Il memoir sofferto e sofferente si stampiglia sullo schermo per trasfigurazione, cercando di rispondere alle domande che Sandu (non) s’è scelta: “Come affrontiamo la violenza ereditata? È possibile trasformare l’aggressività in cura e la paura in amore?”.
I giochi della bambina per decrittare il vulnus, i pupazzetti à la Rithy Panh: L’immagine mancante, che è poi quel che Memory vuol essere, una RAM liturgica.

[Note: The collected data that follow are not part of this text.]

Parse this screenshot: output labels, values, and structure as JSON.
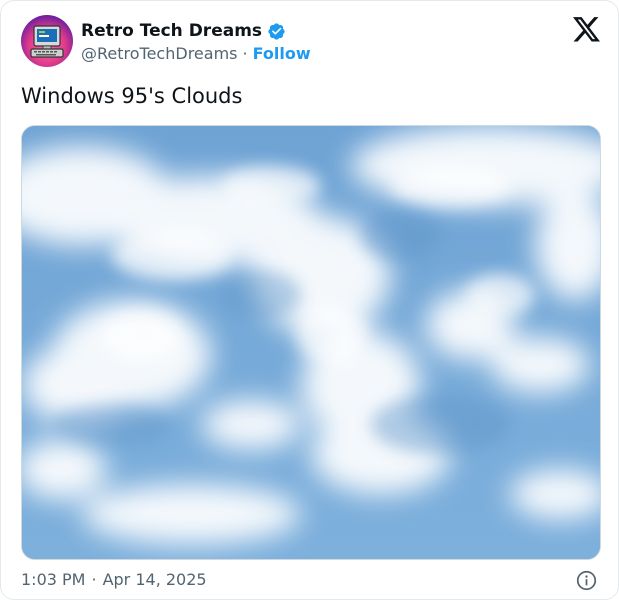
{
  "author": {
    "display_name": "Retro Tech Dreams",
    "handle": "@RetroTechDreams",
    "separator": "·",
    "follow_label": "Follow",
    "verified": true,
    "avatar_icon": "retro-computer-icon"
  },
  "tweet": {
    "text": "Windows 95's Clouds",
    "media_description_icon": "sky-clouds-image"
  },
  "footer": {
    "time": "1:03 PM",
    "separator": "·",
    "date": "Apr 14, 2025",
    "info_icon": "info-icon"
  },
  "brand": {
    "logo_icon": "x-logo-icon",
    "accent_color": "#1d9bf0",
    "text_color": "#0f1419",
    "secondary_text_color": "#536471",
    "sky_color": "#7aa9d6"
  }
}
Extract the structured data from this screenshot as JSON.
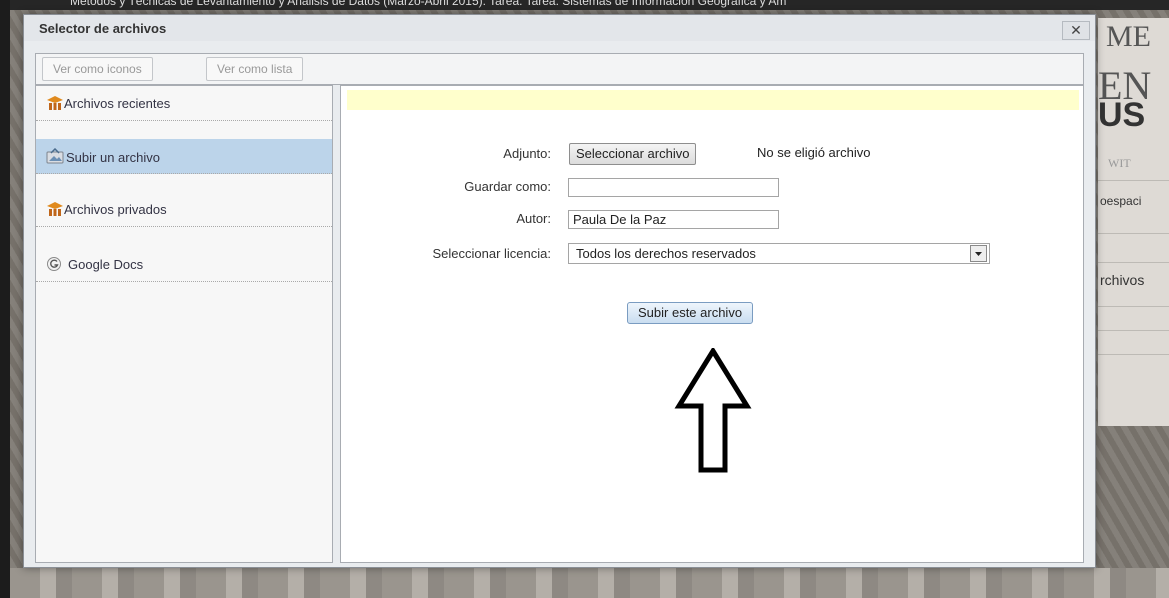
{
  "background": {
    "top_text": "Métodos y Técnicas de Levantamiento y Análisis de Datos (Marzo-Abril 2015): Tarea: Tarea: Sistemas de Información Geográfica y Am",
    "right_panel": {
      "big1": "ME",
      "big2": "EN",
      "big3": "US",
      "small1": "WIT",
      "small2": "oespaci",
      "small3": "rchivos"
    }
  },
  "dialog": {
    "title": "Selector de archivos",
    "close_symbol": "✕"
  },
  "toolbar": {
    "icons_view_label": "Ver como iconos",
    "list_view_label": "Ver como lista"
  },
  "sidebar": {
    "items": [
      {
        "label": "Archivos recientes",
        "icon": "moodle-icon"
      },
      {
        "label": "Subir un archivo",
        "icon": "upload-icon",
        "active": true
      },
      {
        "label": "Archivos privados",
        "icon": "moodle-icon"
      },
      {
        "label": "Google Docs",
        "icon": "google-icon"
      }
    ]
  },
  "form": {
    "attachment_label": "Adjunto:",
    "choose_file_label": "Seleccionar archivo",
    "no_file_text": "No se eligió archivo",
    "save_as_label": "Guardar como:",
    "save_as_value": "",
    "author_label": "Autor:",
    "author_value": "Paula De la Paz",
    "license_label": "Seleccionar licencia:",
    "license_value": "Todos los derechos reservados",
    "upload_label": "Subir este archivo"
  },
  "colors": {
    "active_item": "#bcd4ea",
    "notice_bg": "#ffffcc",
    "upload_button": "#c9ddf0"
  }
}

Non tutto in questa estroversione formale, in questa corografia del dolore, in questa drammaturgia del rinvenire, sovvenire e rimorire è perfettamente ancorato alla motivazione precipua del lavoro, ma sono appunto vizi di forma che non inficiano la potenza icastica, la natura (soprav)vivente di un film determinato ed esibito, tosto e fragile, documentario e vissuto, poetico e ossessivo, liminare e subliminale, che per l’associazione libera di materiale d’archivio e nell’autobiografia dolente se ne va altrove e ancor più dentro, per elaborare il lutto, sanare il presente e vieppiù affrancare il futuro. Homo homini lupus, o forse gorilla, e “lavorare a Memory mi ha aiutato a capire come il meccanismo della violenza si muova attraverso le generazioni e mi ha portato a pormi una domanda fondamentale: cosa possiamo fare per fermarlo?”.
Affidarsi alle immagini in movimento, punti di sutura del possibile e dell’auspicabile, laddove la performance, il teatrale, l’artefatto, la situazione se non il situazionismo corroborano l’avvenire della Memoria, ovvero il presente idiosincratico epperò inclusivo di Memory.